Did anyone see this documentary? It gave me the heebie jeebies and I’ve been dying to talk it over. My husband refused to watch it so he’s out.
FTR, it’s a documentary by a filmmaker whose grandfather was a child molester. He molested his daughters and stepdaughters (and he was married twice each time to women who had several daughters–no coincidence there–so we’re talking a lot of victims), and it left one hell of an ugly legacy on this guy’s family. It’s a pretty stark film.
We watched it. Wow.
I think the thing I liked best about it is that everyone was so matter-of-fact about what happened. The things that man did are so horrible it makes one want to scream and yell and hit and generally lash out with sufficient force to obliterate the event entirely.
And that the one thing that can’t happen. That stuff is now history, truth. And as revolting and stomach turning as it is (my husband nearly puked several times), treating it as truth rather than drama was very powerful. Drama involves stories, and stories are fluid. Truth is more like a rock, it might not be pretty, but it is there and we deal with it and move along.
The story was very powerful for me personally because of my history, but I’d like to see if anyone else is interested in talking about this before I open that door.
What my wife said (above). At several points, the display of unthinking animal cruelty visited on the kids by the father (and by several of the kids on one another) literally made my gorge rise. I’m pretty thick-skinned, but holy Christ.
It has definitely haunted me. It’s one of those movies where you say, “Incredible film. Powerful, moving, a remarkable and laudable achievement. Now I never want to see it again.”
And like katrina said, there was a therapeutic aspect to it as well, but I’ll respect her boundaries and leave it at that.
I’ve been staying away from it because I don’t know how I will react. While I doubt my experience is any where near what looks like the hideous circumstances of the documentary, it’s not something I would look forward to.
I guess that’s why I was reading the thread, to get the story without having to watch it…
Three things really stuck with me. One was the matter-of-fact way the filmmaker himself discussed his own molestation experiences. He was completely open and unemotional about it. I don’t think I’ve ever heard anyone discuss something like that in such an unselfconscious, unashamed way.
The other was how wrecked some of those women’s lives were. A couple of them were living in cars! Most of them had attempted suicide! Alcoholism was a problem. Some of them were passing on the experiences by putting their own kids in harm’s way. What a legacy.
The third was their resilience. There was a sequence where he talked about the sense of humor in his family. Scene after scene of them laughing, joking, giggling. As screwed up as they were, they seemed to look out for each other, and to really care that they each somehow survived it.
Shoot, I said three and now I have a fourth. The graveside scene when the credits were rolling. The minister is reaching deep to scrape up something to say [“He was a great mechanic”] and one of the daughters interrupts him and starts saying she’s not sorry he’s dead because he was so awful. I wanted to cheer, even though it was so awkward. When the minister gently admonished “Let’s have some GOOD memories, people!” I wanted to guffaw.
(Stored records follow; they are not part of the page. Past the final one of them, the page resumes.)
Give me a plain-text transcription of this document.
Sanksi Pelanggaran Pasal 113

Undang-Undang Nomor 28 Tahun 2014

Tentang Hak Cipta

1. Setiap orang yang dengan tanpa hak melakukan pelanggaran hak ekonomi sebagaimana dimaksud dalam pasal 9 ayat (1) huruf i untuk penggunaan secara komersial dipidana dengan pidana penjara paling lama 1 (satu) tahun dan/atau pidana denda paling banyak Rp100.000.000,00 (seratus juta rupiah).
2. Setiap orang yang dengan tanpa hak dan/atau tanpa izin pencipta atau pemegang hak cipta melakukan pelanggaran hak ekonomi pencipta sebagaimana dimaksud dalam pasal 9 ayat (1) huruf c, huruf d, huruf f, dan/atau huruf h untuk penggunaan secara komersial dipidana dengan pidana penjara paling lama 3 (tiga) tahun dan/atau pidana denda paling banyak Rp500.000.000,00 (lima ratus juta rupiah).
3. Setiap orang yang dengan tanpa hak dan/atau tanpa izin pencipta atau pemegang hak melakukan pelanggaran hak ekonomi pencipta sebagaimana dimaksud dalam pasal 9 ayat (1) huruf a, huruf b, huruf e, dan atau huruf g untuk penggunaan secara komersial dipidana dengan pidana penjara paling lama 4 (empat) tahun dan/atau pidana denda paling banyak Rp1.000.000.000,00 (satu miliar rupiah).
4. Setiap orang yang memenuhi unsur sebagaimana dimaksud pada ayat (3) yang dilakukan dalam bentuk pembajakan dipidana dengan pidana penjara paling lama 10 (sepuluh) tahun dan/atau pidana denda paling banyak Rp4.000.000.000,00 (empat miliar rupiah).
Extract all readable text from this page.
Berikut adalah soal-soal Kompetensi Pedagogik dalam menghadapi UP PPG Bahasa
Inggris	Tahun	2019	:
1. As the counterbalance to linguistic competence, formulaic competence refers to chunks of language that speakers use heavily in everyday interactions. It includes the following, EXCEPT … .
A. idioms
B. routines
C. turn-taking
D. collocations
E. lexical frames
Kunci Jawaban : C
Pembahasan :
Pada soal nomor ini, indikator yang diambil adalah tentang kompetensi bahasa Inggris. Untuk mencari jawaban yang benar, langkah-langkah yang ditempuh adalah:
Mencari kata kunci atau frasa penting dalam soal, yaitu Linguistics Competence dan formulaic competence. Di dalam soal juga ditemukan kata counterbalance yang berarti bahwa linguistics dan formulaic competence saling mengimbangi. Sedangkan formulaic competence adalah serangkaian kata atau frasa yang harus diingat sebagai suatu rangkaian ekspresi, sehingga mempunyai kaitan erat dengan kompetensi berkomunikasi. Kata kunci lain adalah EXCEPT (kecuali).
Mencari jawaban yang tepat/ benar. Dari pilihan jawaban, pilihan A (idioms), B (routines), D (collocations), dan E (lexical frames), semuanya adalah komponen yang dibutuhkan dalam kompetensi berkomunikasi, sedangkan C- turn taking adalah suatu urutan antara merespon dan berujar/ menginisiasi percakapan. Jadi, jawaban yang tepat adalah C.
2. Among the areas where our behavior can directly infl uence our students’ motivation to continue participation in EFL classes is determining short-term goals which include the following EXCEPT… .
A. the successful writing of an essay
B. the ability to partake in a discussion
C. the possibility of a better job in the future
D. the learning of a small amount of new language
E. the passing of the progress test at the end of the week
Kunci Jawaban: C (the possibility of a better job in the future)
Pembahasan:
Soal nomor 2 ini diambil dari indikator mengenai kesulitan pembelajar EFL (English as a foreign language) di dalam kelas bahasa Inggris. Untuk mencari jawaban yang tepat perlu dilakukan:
Yeah, the funeral scene was pretty wrenching. I didn’t want to guffaw, though: I wanted to barf. I mean, Jesus, how hypocritical can it get? When you have to scrape the wood off the bottom of the barrel in order to extract a wriggling grub that bears a passing resemblance to something that might in a parallel universe be something nice you can say about the guy, then maybe you shouldn’t bother, hmmm?
I was molested repeatedly by my father from ages 9-13. I’m forty seven now, and yet that show was still really unnerving.
The depressing part was seeing again, women acting as enablers not only to Melvin, but the scene where the daughters visit him in the hospital/nursing home. They kissed him, and said they loved him. Setting up a possible scenario for all those present to either do the same kind of abusing, or be partners with an abuser. It made my stomach turn over. I almost wish I hadn’t watched it.
I felt crankyasanoldman after the show was over.